Les psy, c’est vraiment pour les fous ? : entretien avec Pierre Dumont, psychologue au CH de Clermont
Il y a une semaine, le premier ministre Michel Barnier a annoncé que le gouvernement souhaitait faire de la santé mentale la « grande cause nationale de 2025 ». Preuve que le sujet commence à être pris au sérieux. Pourtant, certains clichés ont la vie dure. Si de plus en plus de personnes consultent (d’ailleurs, la demande explose), certains ont encore du mal à passer le cap, à cause de tabous qui persistent sur les difficultés mentales et l’importance de prendre soin de ses émotions. Pierre Dumont, psychologue en pédopsychiatrie au CH de Clermont-Ferrand, animera un débat organisé par l’EPE 63 (Ensemble parents et éducateurs) ce soir, à l’Atrium, sur le sujet.
En tant que professionnel, que répondez-vous à ce vieux dicton qui dit qu’il n’y a que les fous qui vont voir des psy ? Je dis “bien sûr que les psy c’est pour les fous”, parce qu’on a tous une part de folie en nous. Elle peut nous faire souffrir, nous faire douter ou de la peine. C’est cette folie humaine que l’on voit bien d’ailleurs à travers la télévision, les réseaux sociaux, tous les drames autour de nous.Il n’y a pas les fous d’un côté et les normaux de l’autre, on est tous touchés par une certaine forme de souffrance.

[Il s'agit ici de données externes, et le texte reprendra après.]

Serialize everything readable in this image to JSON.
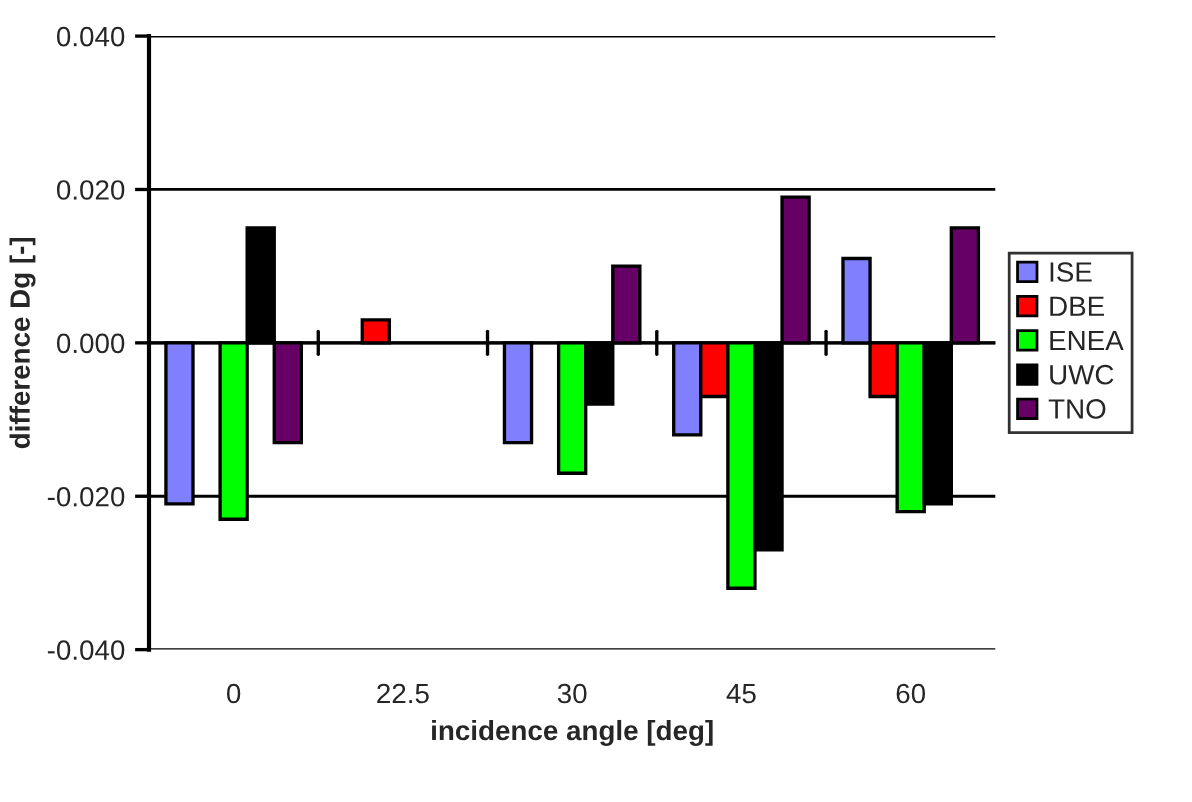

L’humain a des failles et fait tout ce qu’il peut pour apprendre à vivre avec, trouver un équilibre. Et les psychologues ont été pensés pour aider leurs alter egos à vivre un peu mieux leur vie douloureuse. Reconnaître et accepter cette folie qui nous caractérise tous, c’est le plus important.
Quand faut-il, selon vous, consulter un psy ? Quels signes doivent alarmer ? Il n’y a pas de règle. Tout le monde est différent et met en place des stratégies adaptatives pour supporter le rythme effréné de la vie. Certaines personnes ont besoin d’aller voir un psy très tôt, même quand les choses vont bien, histoire de discuter de leur quotidien. D’autres ont besoin de foncer et non pas de creuser et réveiller des choses avec lesquelles ils sont très au clair et qu’ils gèrent très bien. Nous, en tant que spécialiste, on invite n’importe qui à consulter un psychologue à partir du moment où il y a une rupture de la normalité, qui est subjective pour chacun. Dès qu’il y a un impact sur notre quotidien en fait. Et comme dirait Freud, “la normalité c’est de continuer d’aimer et de travailler en toute sérénité”.Le thème cette année des Semaines d’information sur la santé mentale, c'est En mouvement pour notre santé mentale. C’est important de pratiquer une activité physique pour l’esprit ? Le sport est un bon moyen de décharger l’agressivité que l’on accumule au quotidien. C’est un espace dans lequel on dépose des choses qui nous contaminent. Il y a plein de recherches en psychologie sur ses bienfaits thérapeutiques. Le fait d’être au contact de l’autre, de pratiquer une activité ludique, prendre du plaisir, s’amuser, jouer, avoir des objectifs. L’activité physique fait du bien au corps somatique, et en psychologie, on ne fait pas de différence entre le corps et l’esprit car nous sommes une entité bien plus complète que ça.
Pour rester dans le thème, vous animerez un débat en mouvement ce soir. Qu’est-ce que ça veut dire ? Je travaille avec un outil que l’on appelle le psychodrame, une méthode de soin qui utilise le mouvement. Plutôt que de raconter les complexes psychiques, on va les montrer et faire vivre des scènes réellement vécues ou qui pourraient arriver. C’est une technique qui s’approche du jeu de rôle et du théâtre. L’idée est d’avoir accès à des choses concrètes. C’est moins soporifique qu’une conférence.
Pratique. Le débat aura lieu de 18 h 30 à 20 h 30 à l’Atrium. Gratuit, tout public, sans inscription.